“Had you no other instructor?” inquired Helen.
“Oh yes. Father Fabian. He instructed me in the divine mysteries of our holy faith. He has been my director ever since I was a little child. But how was it with you, dear Helen?”
“I have lived a great deal with Protestants, May,” replied Helen, after a short pause. “My father was a major in the army—the only brother of the old man here. He was a Catholic, but he was always so full of official business that he had very little time to attend to religion, and all that kind of thing. His official duties engrossed his time entirely. But he always impressed it on my mind that it would be extremely dishonorable not to avow myself a Catholic when occasions demanded it; and I believe he would have been pleased to see me practise my faith. I was sent to a convent school in Louisiana when I was ten years of age, but was suddenly removed, to accompany my father to Boston, to which place he was ordered. There I was surrounded by persons of fashion and position, who made eyes at me when I told them I was a Catholic, and declared I would lose caste if I went to a church which was attended only by the ‘low Irish, and servant girls.’ Then I heard Catholics derided as superstitious and ignorant, until, I must confess it, I grew ashamed of being one. My father was too busy to think of me,—he always saw me well-dressed and in good company, and imagined that all else was going well with me; while I, proud, flattered, and enjoying the world, fancied that it was of little importance while I was so young. My poor father was a brave and gallant officer; and I think when he sometimes declared with a dignified air that ’he and his daughter were Catholics,’ it was more from the feeling which makes a soldier swear by his flag, than any higher motive. This has been my religious training; but my dear, indulgent father is dead—gone for ever, and I am here—here—Oh, May!” and Helen wept on May’s shoulder.

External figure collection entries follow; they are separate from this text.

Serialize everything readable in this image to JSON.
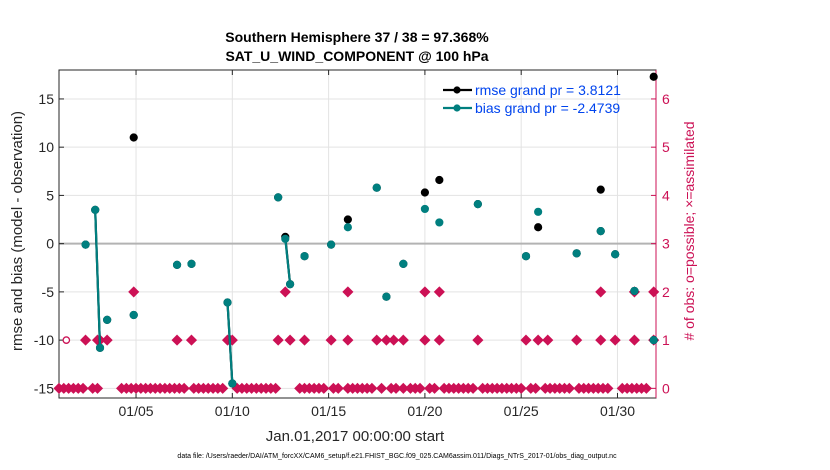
{
  "chart_data": {
    "type": "scatter",
    "title": "Southern Hemisphere 37 / 38 = 97.368%",
    "subtitle": "SAT_U_WIND_COMPONENT @ 100 hPa",
    "xlabel": "Jan.01,2017 00:00:00 start",
    "ylabel": "rmse and bias (model - observation)",
    "y2label": "# of obs: o=possible; ×=assimilated",
    "xlim": [
      1.0,
      32.0
    ],
    "ylim": [
      -16,
      18
    ],
    "y2lim": [
      -0.2,
      6.6
    ],
    "grid": true,
    "legend_position": "top-right",
    "xticks": [
      {
        "v": 5,
        "label": "01/05"
      },
      {
        "v": 10,
        "label": "01/10"
      },
      {
        "v": 15,
        "label": "01/15"
      },
      {
        "v": 20,
        "label": "01/20"
      },
      {
        "v": 25,
        "label": "01/25"
      },
      {
        "v": 30,
        "label": "01/30"
      }
    ],
    "yticks": [
      -15,
      -10,
      -5,
      0,
      5,
      10,
      15
    ],
    "y2ticks": [
      0,
      1,
      2,
      3,
      4,
      5,
      6
    ],
    "series": [
      {
        "name": "rmse",
        "legend": "rmse grand pr = 3.8121",
        "color": "#000000",
        "points": [
          [
            2.38,
            -0.1
          ],
          [
            2.88,
            3.5
          ],
          [
            3.13,
            -10.8
          ],
          [
            3.5,
            -7.9
          ],
          [
            4.88,
            11.0
          ],
          [
            4.88,
            -7.4
          ],
          [
            7.13,
            -2.2
          ],
          [
            7.88,
            -2.1
          ],
          [
            9.75,
            -6.1
          ],
          [
            10.0,
            -14.5
          ],
          [
            12.38,
            4.8
          ],
          [
            12.75,
            0.7
          ],
          [
            13.0,
            -4.2
          ],
          [
            13.75,
            -1.3
          ],
          [
            15.13,
            -0.1
          ],
          [
            16.0,
            2.5
          ],
          [
            17.5,
            5.8
          ],
          [
            18.0,
            -5.5
          ],
          [
            18.88,
            -2.1
          ],
          [
            20.0,
            5.3
          ],
          [
            20.75,
            6.6
          ],
          [
            22.75,
            4.1
          ],
          [
            25.25,
            -1.3
          ],
          [
            25.88,
            1.7
          ],
          [
            27.88,
            -1.0
          ],
          [
            29.13,
            5.6
          ],
          [
            29.13,
            1.3
          ],
          [
            29.88,
            -1.1
          ],
          [
            30.88,
            -4.9
          ],
          [
            31.88,
            17.3
          ],
          [
            31.88,
            -10.0
          ]
        ],
        "lines": [
          [
            [
              2.88,
              3.5
            ],
            [
              3.13,
              -10.8
            ]
          ],
          [
            [
              9.75,
              -6.1
            ],
            [
              10.0,
              -14.5
            ]
          ],
          [
            [
              12.75,
              0.7
            ],
            [
              13.0,
              -4.2
            ]
          ]
        ]
      },
      {
        "name": "bias",
        "legend": "bias grand pr = -2.4739",
        "color": "#007f7f",
        "points": [
          [
            2.38,
            -0.1
          ],
          [
            2.88,
            3.5
          ],
          [
            3.13,
            -10.8
          ],
          [
            3.5,
            -7.9
          ],
          [
            4.88,
            -7.4
          ],
          [
            7.13,
            -2.2
          ],
          [
            7.88,
            -2.1
          ],
          [
            9.75,
            -6.1
          ],
          [
            10.0,
            -14.5
          ],
          [
            12.38,
            4.8
          ],
          [
            12.75,
            0.5
          ],
          [
            13.0,
            -4.2
          ],
          [
            13.75,
            -1.3
          ],
          [
            15.13,
            -0.1
          ],
          [
            16.0,
            1.7
          ],
          [
            17.5,
            5.8
          ],
          [
            18.0,
            -5.5
          ],
          [
            18.88,
            -2.1
          ],
          [
            20.0,
            3.6
          ],
          [
            20.75,
            2.2
          ],
          [
            22.75,
            4.1
          ],
          [
            25.25,
            -1.3
          ],
          [
            25.88,
            3.3
          ],
          [
            27.88,
            -1.0
          ],
          [
            29.13,
            1.3
          ],
          [
            29.88,
            -1.1
          ],
          [
            30.88,
            -4.9
          ],
          [
            31.88,
            -10.0
          ]
        ],
        "lines": [
          [
            [
              2.88,
              3.5
            ],
            [
              3.13,
              -10.8
            ]
          ],
          [
            [
              9.75,
              -6.1
            ],
            [
              10.0,
              -14.5
            ]
          ],
          [
            [
              12.75,
              0.5
            ],
            [
              13.0,
              -4.2
            ]
          ]
        ]
      },
      {
        "name": "obs_possible",
        "marker": "o",
        "color": "#cc1155",
        "points": [
          [
            1.38,
            1
          ]
        ]
      },
      {
        "name": "obs_assimilated",
        "marker": "diamond",
        "color": "#cc1155",
        "points_zero": [
          1.0,
          1.25,
          1.5,
          1.75,
          2.0,
          2.25,
          2.75,
          3.0,
          4.25,
          4.5,
          4.75,
          5.0,
          5.25,
          5.5,
          5.75,
          6.0,
          6.25,
          6.5,
          6.75,
          7.0,
          7.25,
          7.5,
          8.0,
          8.25,
          8.5,
          8.75,
          9.0,
          9.25,
          9.5,
          10.25,
          10.5,
          10.75,
          11.0,
          11.25,
          11.5,
          11.75,
          12.0,
          12.25,
          13.5,
          13.75,
          14.0,
          14.25,
          14.5,
          14.75,
          15.25,
          15.5,
          16.0,
          16.25,
          16.5,
          16.75,
          17.0,
          17.25,
          17.75,
          18.25,
          18.5,
          18.88,
          19.25,
          19.5,
          19.75,
          20.25,
          20.5,
          21.0,
          21.25,
          21.5,
          21.75,
          22.0,
          22.25,
          22.5,
          23.0,
          23.25,
          23.5,
          23.75,
          24.0,
          24.25,
          24.5,
          24.75,
          25.0,
          25.5,
          25.75,
          26.25,
          26.5,
          26.75,
          27.0,
          27.25,
          27.5,
          28.0,
          28.25,
          28.5,
          28.75,
          29.0,
          29.25,
          29.5,
          30.25,
          30.5,
          30.75,
          31.0,
          31.25,
          31.5
        ],
        "points_one": [
          2.38,
          3.0,
          3.13,
          3.5,
          7.13,
          7.88,
          9.75,
          9.88,
          10.0,
          12.38,
          13.0,
          13.75,
          15.13,
          16.0,
          17.5,
          18.0,
          18.38,
          18.88,
          20.0,
          20.75,
          22.75,
          25.25,
          25.88,
          26.38,
          27.88,
          29.13,
          29.88,
          30.88,
          31.88
        ],
        "points_two": [
          4.88,
          12.75,
          16.0,
          20.0,
          20.75,
          29.13,
          30.88,
          31.88
        ]
      }
    ],
    "reference_line": {
      "y": 0,
      "color": "#b3b3b3"
    }
  },
  "footer": "data file: /Users/raeder/DAI/ATM_forcXX/CAM6_setup/f.e21.FHIST_BGC.f09_025.CAM6assim.011/Diags_NTrS_2017-01/obs_diag_output.nc"
}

“And how, dear Helen, did my uncle die?” said May, in a tone of tender sympathy.
“Very suddenly. He was not conscious from the moment he was taken ill until he died,” she replied.

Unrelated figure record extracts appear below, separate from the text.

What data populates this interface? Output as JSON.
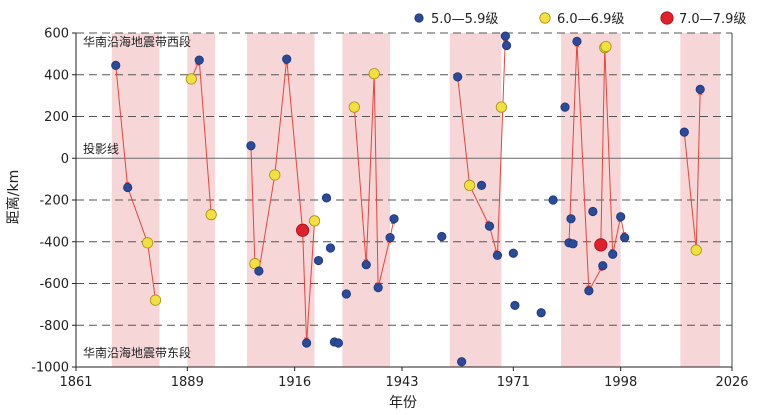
{
  "chart_data": {
    "type": "scatter",
    "xlabel": "年份",
    "ylabel": "距离/km",
    "xlim": [
      1861,
      2026
    ],
    "ylim": [
      -1000,
      600
    ],
    "xticks": [
      1861,
      1889,
      1916,
      1943,
      1971,
      1998,
      2026
    ],
    "yticks": [
      600,
      400,
      200,
      0,
      -200,
      -400,
      -600,
      -800,
      -1000
    ],
    "annotations": {
      "west": "华南沿海地震带西段",
      "east": "华南沿海地震带东段",
      "baseline": "投影线"
    },
    "legend": [
      {
        "name": "5.0—5.9级",
        "color": "#2a4a9a"
      },
      {
        "name": "6.0—6.9级",
        "color": "#f2e040"
      },
      {
        "name": "7.0—7.9级",
        "color": "#e0202a"
      }
    ],
    "active_periods": [
      [
        1870,
        1882
      ],
      [
        1889,
        1896
      ],
      [
        1904,
        1921
      ],
      [
        1928,
        1940
      ],
      [
        1955,
        1968
      ],
      [
        1983,
        1998
      ],
      [
        2013,
        2023
      ]
    ],
    "points": [
      {
        "x": 1871,
        "y": 445,
        "mag": "5"
      },
      {
        "x": 1874,
        "y": -140,
        "mag": "5"
      },
      {
        "x": 1879,
        "y": -405,
        "mag": "6"
      },
      {
        "x": 1881,
        "y": -680,
        "mag": "6"
      },
      {
        "x": 1890,
        "y": 380,
        "mag": "6"
      },
      {
        "x": 1892,
        "y": 470,
        "mag": "5"
      },
      {
        "x": 1895,
        "y": -270,
        "mag": "6"
      },
      {
        "x": 1905,
        "y": 60,
        "mag": "5"
      },
      {
        "x": 1906,
        "y": -505,
        "mag": "6"
      },
      {
        "x": 1907,
        "y": -540,
        "mag": "5"
      },
      {
        "x": 1911,
        "y": -80,
        "mag": "6"
      },
      {
        "x": 1914,
        "y": 475,
        "mag": "5"
      },
      {
        "x": 1918,
        "y": -345,
        "mag": "7"
      },
      {
        "x": 1919,
        "y": -885,
        "mag": "5"
      },
      {
        "x": 1921,
        "y": -300,
        "mag": "6"
      },
      {
        "x": 1922,
        "y": -490,
        "mag": "5"
      },
      {
        "x": 1924,
        "y": -190,
        "mag": "5"
      },
      {
        "x": 1925,
        "y": -430,
        "mag": "5"
      },
      {
        "x": 1926,
        "y": -880,
        "mag": "5"
      },
      {
        "x": 1927,
        "y": -885,
        "mag": "5"
      },
      {
        "x": 1929,
        "y": -650,
        "mag": "5"
      },
      {
        "x": 1931,
        "y": 245,
        "mag": "6"
      },
      {
        "x": 1934,
        "y": -510,
        "mag": "5"
      },
      {
        "x": 1936,
        "y": 405,
        "mag": "6"
      },
      {
        "x": 1937,
        "y": -620,
        "mag": "5"
      },
      {
        "x": 1940,
        "y": -380,
        "mag": "5"
      },
      {
        "x": 1941,
        "y": -290,
        "mag": "5"
      },
      {
        "x": 1953,
        "y": -375,
        "mag": "5"
      },
      {
        "x": 1957,
        "y": 390,
        "mag": "5"
      },
      {
        "x": 1958,
        "y": -975,
        "mag": "5"
      },
      {
        "x": 1960,
        "y": -130,
        "mag": "6"
      },
      {
        "x": 1963,
        "y": -130,
        "mag": "5"
      },
      {
        "x": 1965,
        "y": -325,
        "mag": "5"
      },
      {
        "x": 1967,
        "y": -465,
        "mag": "5"
      },
      {
        "x": 1968,
        "y": 245,
        "mag": "6"
      },
      {
        "x": 1969,
        "y": 585,
        "mag": "5"
      },
      {
        "x": 1969.3,
        "y": 540,
        "mag": "5"
      },
      {
        "x": 1971,
        "y": -455,
        "mag": "5"
      },
      {
        "x": 1971.4,
        "y": -705,
        "mag": "5"
      },
      {
        "x": 1978,
        "y": -740,
        "mag": "5"
      },
      {
        "x": 1981,
        "y": -200,
        "mag": "5"
      },
      {
        "x": 1984,
        "y": 245,
        "mag": "5"
      },
      {
        "x": 1985,
        "y": -405,
        "mag": "5"
      },
      {
        "x": 1985.5,
        "y": -290,
        "mag": "5"
      },
      {
        "x": 1986,
        "y": -410,
        "mag": "5"
      },
      {
        "x": 1987,
        "y": 560,
        "mag": "5"
      },
      {
        "x": 1990,
        "y": -635,
        "mag": "5"
      },
      {
        "x": 1991,
        "y": -255,
        "mag": "5"
      },
      {
        "x": 1993,
        "y": -415,
        "mag": "7"
      },
      {
        "x": 1993.5,
        "y": -515,
        "mag": "5"
      },
      {
        "x": 1994,
        "y": 530,
        "mag": "6"
      },
      {
        "x": 1994.3,
        "y": 535,
        "mag": "6"
      },
      {
        "x": 1996,
        "y": -460,
        "mag": "5"
      },
      {
        "x": 1998,
        "y": -280,
        "mag": "5"
      },
      {
        "x": 1999,
        "y": -380,
        "mag": "5"
      },
      {
        "x": 2014,
        "y": 125,
        "mag": "5"
      },
      {
        "x": 2017,
        "y": -440,
        "mag": "6"
      },
      {
        "x": 2018,
        "y": 330,
        "mag": "5"
      }
    ],
    "connections": [
      [
        1871,
        445,
        1874,
        -140
      ],
      [
        1874,
        -140,
        1879,
        -405
      ],
      [
        1879,
        -405,
        1881,
        -680
      ],
      [
        1890,
        380,
        1892,
        470
      ],
      [
        1892,
        470,
        1895,
        -270
      ],
      [
        1905,
        60,
        1906,
        -505
      ],
      [
        1906,
        -505,
        1907,
        -540
      ],
      [
        1907,
        -540,
        1911,
        -80
      ],
      [
        1911,
        -80,
        1914,
        475
      ],
      [
        1914,
        475,
        1918,
        -345
      ],
      [
        1918,
        -345,
        1919,
        -885
      ],
      [
        1919,
        -885,
        1921,
        -300
      ],
      [
        1931,
        245,
        1934,
        -510
      ],
      [
        1934,
        -510,
        1936,
        405
      ],
      [
        1936,
        405,
        1937,
        -620
      ],
      [
        1937,
        -620,
        1940,
        -380
      ],
      [
        1940,
        -380,
        1941,
        -290
      ],
      [
        1957,
        390,
        1960,
        -130
      ],
      [
        1960,
        -130,
        1965,
        -325
      ],
      [
        1965,
        -325,
        1967,
        -465
      ],
      [
        1967,
        -465,
        1969,
        585
      ],
      [
        1969,
        585,
        1969.3,
        540
      ],
      [
        1985,
        -405,
        1987,
        560
      ],
      [
        1987,
        560,
        1990,
        -635
      ],
      [
        1990,
        -635,
        1993.5,
        -515
      ],
      [
        1993,
        -415,
        1994,
        530
      ],
      [
        1994,
        530,
        1996,
        -460
      ],
      [
        1996,
        -460,
        1998,
        -280
      ],
      [
        1998,
        -280,
        1999,
        -380
      ],
      [
        2014,
        125,
        2017,
        -440
      ],
      [
        2017,
        -440,
        2018,
        330
      ]
    ]
  }
}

May could not utter a word. Her heart was filled with a strange horror at the idea of that sudden and unprovided death. She could have cried out with anguish for that soul, which, in the midst of its careless pride and criminal indifference, had been summoned by an inexorable decree to the tribunal of judgment! where it appeared alone—alone—alone, to be weighed in the balance of justice. “But, perhaps, sweet Jesus!” she whispered; “oh, perhaps, Thou didst in the last struggle hear it from its abyss of misery plead for mercy; perhaps, through thy bitter passion and death Thou didst rescue him from eternal woe—”
“What are you saying, May! No doubt I have shocked you; you are so very pious!”